半分ドキュメンタリーのような感じやズームで人物に近づくカメラなどホン・サンスを思わせるが、こちらはとにかく闇があちこちにある。今までに見たことのない新しい映画にも思える。4点。ところで後半に出てくるマネージャーが牛原で、小津、五所、木下といった苗字があるのは冗談だろうか。

イスラエルのロイ・クリスペル監督『オマールの父』は、パレスチナの若い父親サラがイスラエルの病院で息子を亡くす場面から始まる。パレスチナに帰ろうとするが内戦のために検閲所は一時的に閉鎖されている。死んだ子供を抱いて右往左往するサラは、妊婦のイスラエル人ミリと知り合い、彼女との珍道中が始める。

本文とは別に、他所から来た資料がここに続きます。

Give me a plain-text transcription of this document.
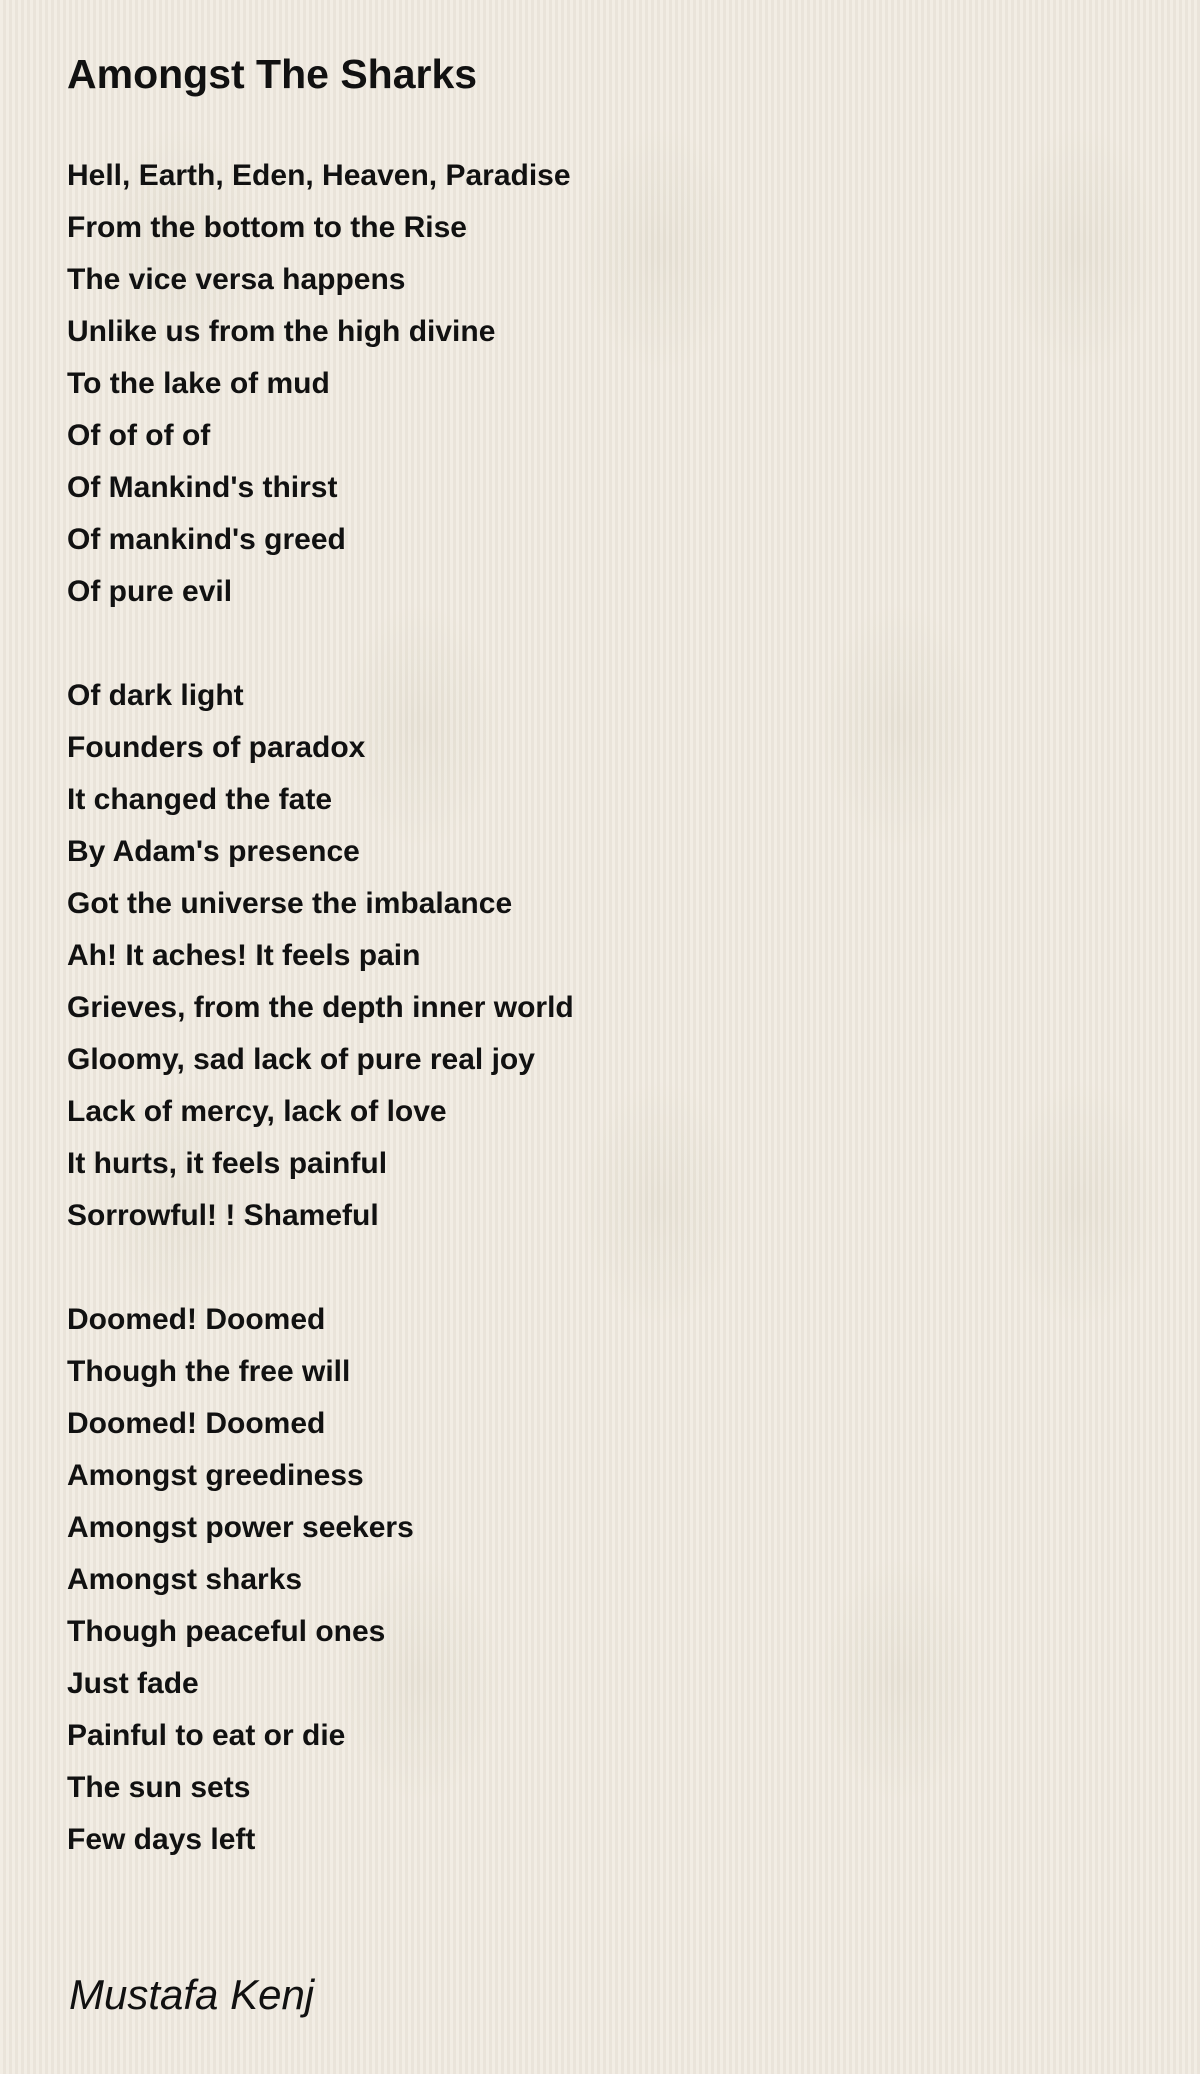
Amongst The Sharks
Hell, Earth, Eden, Heaven, Paradise
From the bottom to the Rise
The vice versa happens
Unlike us from the high divine
To the lake of mud
Of of of of
Of Mankind's thirst
Of mankind's greed
Of pure evil
Of dark light
Founders of paradox
It changed the fate
By Adam's presence
Got the universe the imbalance
Ah! It aches! It feels pain
Grieves, from the depth inner world
Gloomy, sad lack of pure real joy
Lack of mercy, lack of love
It hurts, it feels painful
Sorrowful! ! Shameful
Doomed! Doomed
Though the free will
Doomed! Doomed
Amongst greediness
Amongst power seekers
Amongst sharks
Though peaceful ones
Just fade
Painful to eat or die
The sun sets
Few days left
Mustafa Kenj
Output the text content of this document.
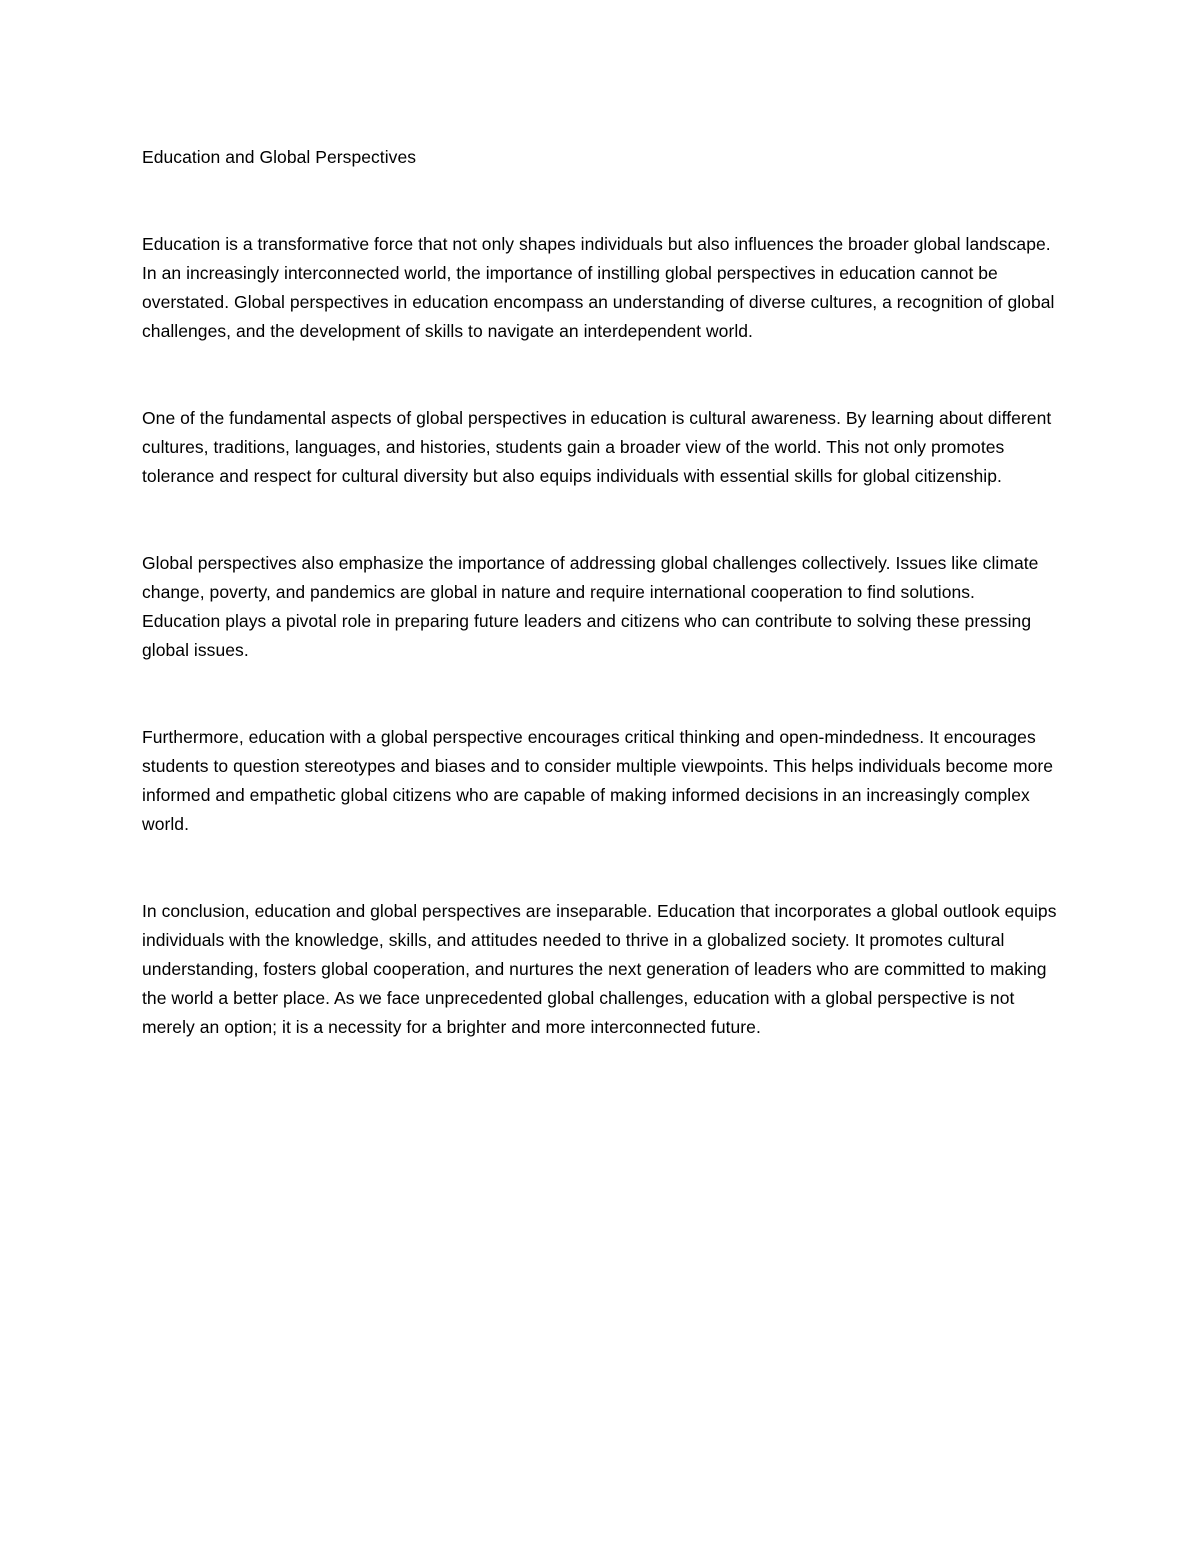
Education and Global Perspectives

Education is a transformative force that not only shapes individuals but also influences the broader global landscape. In an increasingly interconnected world, the importance of instilling global perspectives in education cannot be overstated. Global perspectives in education encompass an understanding of diverse cultures, a recognition of global challenges, and the development of skills to navigate an interdependent world.

One of the fundamental aspects of global perspectives in education is cultural awareness. By learning about different cultures, traditions, languages, and histories, students gain a broader view of the world. This not only promotes tolerance and respect for cultural diversity but also equips individuals with essential skills for global citizenship.

Global perspectives also emphasize the importance of addressing global challenges collectively. Issues like climate change, poverty, and pandemics are global in nature and require international cooperation to find solutions. Education plays a pivotal role in preparing future leaders and citizens who can contribute to solving these pressing global issues.

Furthermore, education with a global perspective encourages critical thinking and open-mindedness. It encourages students to question stereotypes and biases and to consider multiple viewpoints. This helps individuals become more informed and empathetic global citizens who are capable of making informed decisions in an increasingly complex world.

In conclusion, education and global perspectives are inseparable. Education that incorporates a global outlook equips individuals with the knowledge, skills, and attitudes needed to thrive in a globalized society. It promotes cultural understanding, fosters global cooperation, and nurtures the next generation of leaders who are committed to making the world a better place. As we face unprecedented global challenges, education with a global perspective is not merely an option; it is a necessity for a brighter and more interconnected future.
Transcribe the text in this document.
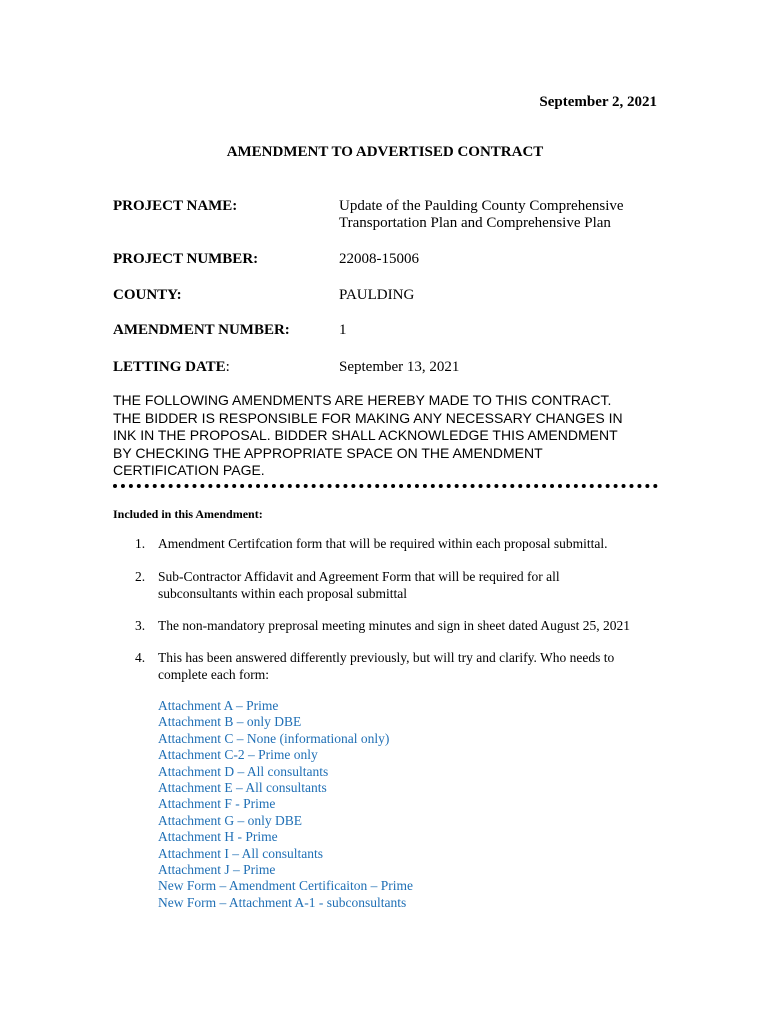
September 2, 2021
AMENDMENT TO ADVERTISED CONTRACT
PROJECT NAME:	Update of the Paulding County Comprehensive
Transportation Plan and Comprehensive Plan
PROJECT NUMBER:	22008-15006
COUNTY:	PAULDING
AMENDMENT NUMBER:	1
LETTING DATE:	September 13, 2021
THE FOLLOWING AMENDMENTS ARE HEREBY MADE TO THIS CONTRACT.
THE BIDDER IS RESPONSIBLE FOR MAKING ANY NECESSARY CHANGES IN
INK IN THE PROPOSAL. BIDDER SHALL ACKNOWLEDGE THIS AMENDMENT
BY CHECKING THE APPROPRIATE SPACE ON THE AMENDMENT
CERTIFICATION PAGE.
Included in this Amendment:
1. Amendment Certifcation form that will be required within each proposal submittal.
2. Sub-Contractor Affidavit and Agreement Form that will be required for all
subconsultants within each proposal submittal
3. The non-mandatory preprosal meeting minutes and sign in sheet dated August 25, 2021
4. This has been answered differently previously, but will try and clarify. Who needs to
complete each form:
Attachment A – Prime
Attachment B – only DBE
Attachment C – None (informational only)
Attachment C-2 – Prime only
Attachment D – All consultants
Attachment E – All consultants
Attachment F - Prime
Attachment G – only DBE
Attachment H - Prime
Attachment I – All consultants
Attachment J – Prime
New Form – Amendment Certificaiton – Prime
New Form – Attachment A-1 - subconsultants
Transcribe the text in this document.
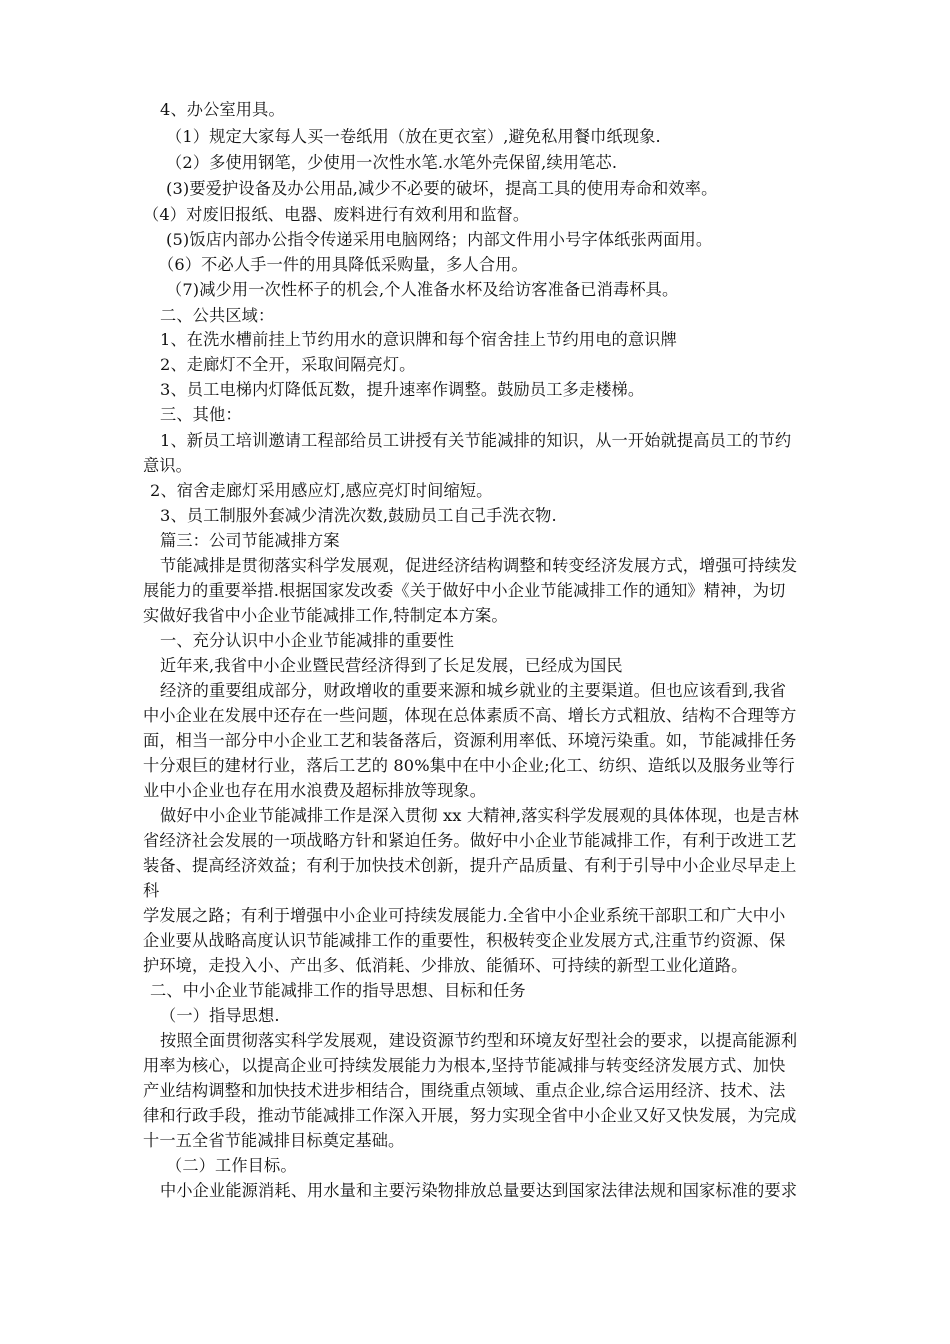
4、办公室用具。
（1）规定大家每人买一卷纸用（放在更衣室）,避免私用餐巾纸现象.
（2）多使用钢笔，少使用一次性水笔.水笔外壳保留,续用笔芯.
(3)要爱护设备及办公用品,减少不必要的破坏，提高工具的使用寿命和效率。
（4）对废旧报纸、电器、废料进行有效利用和监督。
(5)饭店内部办公指令传递采用电脑网络；内部文件用小号字体纸张两面用。
（6）不必人手一件的用具降低采购量，多人合用。
（7)减少用一次性杯子的机会,个人准备水杯及给访客准备已消毒杯具。
二、公共区域：
1、在洗水槽前挂上节约用水的意识牌和每个宿舍挂上节约用电的意识牌
2、走廊灯不全开，采取间隔亮灯。
3、员工电梯内灯降低瓦数，提升速率作调整。鼓励员工多走楼梯。
三、其他：
1、新员工培训邀请工程部给员工讲授有关节能减排的知识，从一开始就提高员工的节约
意识。
2、宿舍走廊灯采用感应灯,感应亮灯时间缩短。
3、员工制服外套减少清洗次数,鼓励员工自己手洗衣物.
篇三：公司节能减排方案
节能减排是贯彻落实科学发展观，促进经济结构调整和转变经济发展方式，增强可持续发
展能力的重要举措.根据国家发改委《关于做好中小企业节能减排工作的通知》精神，为切
实做好我省中小企业节能减排工作,特制定本方案。
一、充分认识中小企业节能减排的重要性
近年来,我省中小企业暨民营经济得到了长足发展，已经成为国民
经济的重要组成部分，财政增收的重要来源和城乡就业的主要渠道。但也应该看到,我省
中小企业在发展中还存在一些问题，体现在总体素质不高、增长方式粗放、结构不合理等方
面，相当一部分中小企业工艺和装备落后，资源利用率低、环境污染重。如，节能减排任务
十分艰巨的建材行业，落后工艺的 80%集中在中小企业;化工、纺织、造纸以及服务业等行
业中小企业也存在用水浪费及超标排放等现象。
做好中小企业节能减排工作是深入贯彻 xx 大精神,落实科学发展观的具体体现，也是吉林
省经济社会发展的一项战略方针和紧迫任务。做好中小企业节能减排工作，有利于改进工艺
装备、提高经济效益；有利于加快技术创新，提升产品质量、有利于引导中小企业尽早走上
科
学发展之路；有利于增强中小企业可持续发展能力.全省中小企业系统干部职工和广大中小
企业要从战略高度认识节能减排工作的重要性，积极转变企业发展方式,注重节约资源、保
护环境，走投入小、产出多、低消耗、少排放、能循环、可持续的新型工业化道路。
二、中小企业节能减排工作的指导思想、目标和任务
（一）指导思想.
按照全面贯彻落实科学发展观，建设资源节约型和环境友好型社会的要求，以提高能源利
用率为核心，以提高企业可持续发展能力为根本,坚持节能减排与转变经济发展方式、加快
产业结构调整和加快技术进步相结合，围绕重点领域、重点企业,综合运用经济、技术、法
律和行政手段，推动节能减排工作深入开展，努力实现全省中小企业又好又快发展，为完成
十一五全省节能减排目标奠定基础。
（二）工作目标。
中小企业能源消耗、用水量和主要污染物排放总量要达到国家法律法规和国家标准的要求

「死んだ子供を連れて家に帰る」だけのワンテーマで113分はいささか長いが、サラとミリの奇妙な旅にだんだん味わいが出てくる。ミリの母が好きだったというフランスの歌も効いている。3点。

東京国際の「ワールド・フォーカス」部門のラヴ・ディアス『チンパンジー属』は、圧倒的だった。鉱山で働く若いアンドレスと中年のバルド、パウロの3人が鉱山での出稼ぎを終えて、フガウ島へ帰る。彼らの中にも確執があり、それは幻想のような闘いとなる。帰宅したアンドレスには悪夢のような仕打ちが待っている。

全編白黒で157分(この監督としては短い)、クロース・アップなしの固定ショットでえんえんと会話が続く。そこから浮かび上がる日本やアメリカの支配。フガウ島は日本軍が慰安所としてフィリピン各地から女性を集めて来ていたという。「俺もパオロもその息子だ」と笑うバルド。とすると、1990年頃の話だろうか。

彼の映画は時空を超えて人間存在を問う。点数などつけられるわけがない。